В сенях Татищев столкнулся с Осипом Украинцевым.
— Эко скачешь! Резвость такова не по чину тебе, Осип. Помощнику генеральскому шествовать с важностию надлежит.
— Ох, не по мне чин сей, Василий Никитич! Сержант я, не рудознатец, мне б при баталии из пушек палить. Прими, Христа ради, должность мою! В горном деле ты горазд, у господина Геннина в фаворе...
— Да от Питербурха в опале. Не чинов мне, а кабы тюремного харча не отведать.
— Ништо, новый начальник де Геннин сыщет демидовские неправды.
— Сыщет, нет ли, бог знает. А покуда терпи, Осип, на то ты и гвардии сержант.
Татищев оправил мундир, вошел в зал канцелярский. За двумя длинными столами корпели над бумагами писцы: новый начальник казенных заводов Георг Вильгельм де Геннин, едва успев ступить на землю уральскую, принялся за дела и прежде всего готовил рапорт о прибытии своем. Надсмотрщик Головачев вдоль стола ходил, диктовал:
— ...Машинный кузнец Наум Вигуров, колесник Антон Соболев да горных дел ученик Иван Ефремов в пути на реке Каме умре.

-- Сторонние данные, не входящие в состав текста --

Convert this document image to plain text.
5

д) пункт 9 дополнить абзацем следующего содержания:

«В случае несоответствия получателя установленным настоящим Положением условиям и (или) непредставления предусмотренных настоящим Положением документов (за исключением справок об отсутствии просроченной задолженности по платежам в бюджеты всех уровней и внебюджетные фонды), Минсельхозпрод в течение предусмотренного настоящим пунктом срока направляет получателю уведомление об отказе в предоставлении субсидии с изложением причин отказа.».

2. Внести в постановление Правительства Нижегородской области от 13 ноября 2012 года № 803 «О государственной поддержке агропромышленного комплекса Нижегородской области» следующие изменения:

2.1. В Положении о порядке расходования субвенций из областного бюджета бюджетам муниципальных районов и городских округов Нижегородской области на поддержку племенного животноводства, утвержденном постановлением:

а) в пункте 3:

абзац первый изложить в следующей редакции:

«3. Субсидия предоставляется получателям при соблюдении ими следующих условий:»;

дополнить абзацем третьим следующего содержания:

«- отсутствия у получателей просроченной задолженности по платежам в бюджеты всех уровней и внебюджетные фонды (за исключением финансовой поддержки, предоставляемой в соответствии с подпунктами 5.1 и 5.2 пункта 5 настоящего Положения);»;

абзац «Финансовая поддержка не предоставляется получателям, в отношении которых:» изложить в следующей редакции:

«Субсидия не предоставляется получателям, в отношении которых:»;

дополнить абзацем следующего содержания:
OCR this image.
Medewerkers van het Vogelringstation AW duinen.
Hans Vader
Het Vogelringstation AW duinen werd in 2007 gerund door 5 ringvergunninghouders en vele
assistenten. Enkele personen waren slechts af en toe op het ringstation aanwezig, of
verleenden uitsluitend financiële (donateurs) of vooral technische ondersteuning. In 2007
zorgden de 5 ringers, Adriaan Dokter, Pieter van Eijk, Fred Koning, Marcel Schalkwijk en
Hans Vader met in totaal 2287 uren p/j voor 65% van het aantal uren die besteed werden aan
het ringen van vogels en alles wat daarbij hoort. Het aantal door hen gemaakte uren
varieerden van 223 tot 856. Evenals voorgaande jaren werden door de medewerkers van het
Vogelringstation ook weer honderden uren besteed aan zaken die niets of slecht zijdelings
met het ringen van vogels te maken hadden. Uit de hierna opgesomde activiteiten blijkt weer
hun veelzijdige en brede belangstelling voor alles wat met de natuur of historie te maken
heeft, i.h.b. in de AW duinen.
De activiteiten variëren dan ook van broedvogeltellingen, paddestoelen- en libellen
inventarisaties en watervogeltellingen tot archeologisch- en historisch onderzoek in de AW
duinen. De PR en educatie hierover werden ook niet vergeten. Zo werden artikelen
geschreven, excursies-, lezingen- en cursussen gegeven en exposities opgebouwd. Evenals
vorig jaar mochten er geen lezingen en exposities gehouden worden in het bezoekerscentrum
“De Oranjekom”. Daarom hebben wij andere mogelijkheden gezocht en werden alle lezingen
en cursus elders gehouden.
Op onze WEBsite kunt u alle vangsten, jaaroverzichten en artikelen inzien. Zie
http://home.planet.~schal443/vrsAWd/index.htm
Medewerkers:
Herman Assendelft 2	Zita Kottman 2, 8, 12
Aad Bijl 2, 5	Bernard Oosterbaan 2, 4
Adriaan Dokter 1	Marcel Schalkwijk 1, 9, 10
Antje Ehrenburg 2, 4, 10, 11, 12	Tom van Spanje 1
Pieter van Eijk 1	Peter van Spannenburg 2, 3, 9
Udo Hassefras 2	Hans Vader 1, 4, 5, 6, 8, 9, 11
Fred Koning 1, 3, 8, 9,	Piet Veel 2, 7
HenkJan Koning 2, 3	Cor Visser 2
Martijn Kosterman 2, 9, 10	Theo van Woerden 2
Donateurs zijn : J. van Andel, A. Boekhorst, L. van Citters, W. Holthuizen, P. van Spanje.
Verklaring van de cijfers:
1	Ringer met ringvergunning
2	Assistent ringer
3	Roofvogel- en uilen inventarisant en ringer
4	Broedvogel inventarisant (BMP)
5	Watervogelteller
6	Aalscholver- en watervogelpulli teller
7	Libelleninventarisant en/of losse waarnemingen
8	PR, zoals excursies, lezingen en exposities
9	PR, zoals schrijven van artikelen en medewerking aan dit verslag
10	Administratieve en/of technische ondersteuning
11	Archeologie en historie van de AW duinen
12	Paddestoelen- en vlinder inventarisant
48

Надсмотрщик оглянулся на дверной скрип, поклонился. Подьячие и писцы встали. Татищев кивнул им, в кабинет прошел.
Управитель де Геннин, крупный, дородный, сидел в мягком кресле, вытянув ноги в черных шерстяных чулках до колен, облокотясь на стол, заваленный бумагами, чертежами, каменьем грязным всевозможным — здешних руд образцами.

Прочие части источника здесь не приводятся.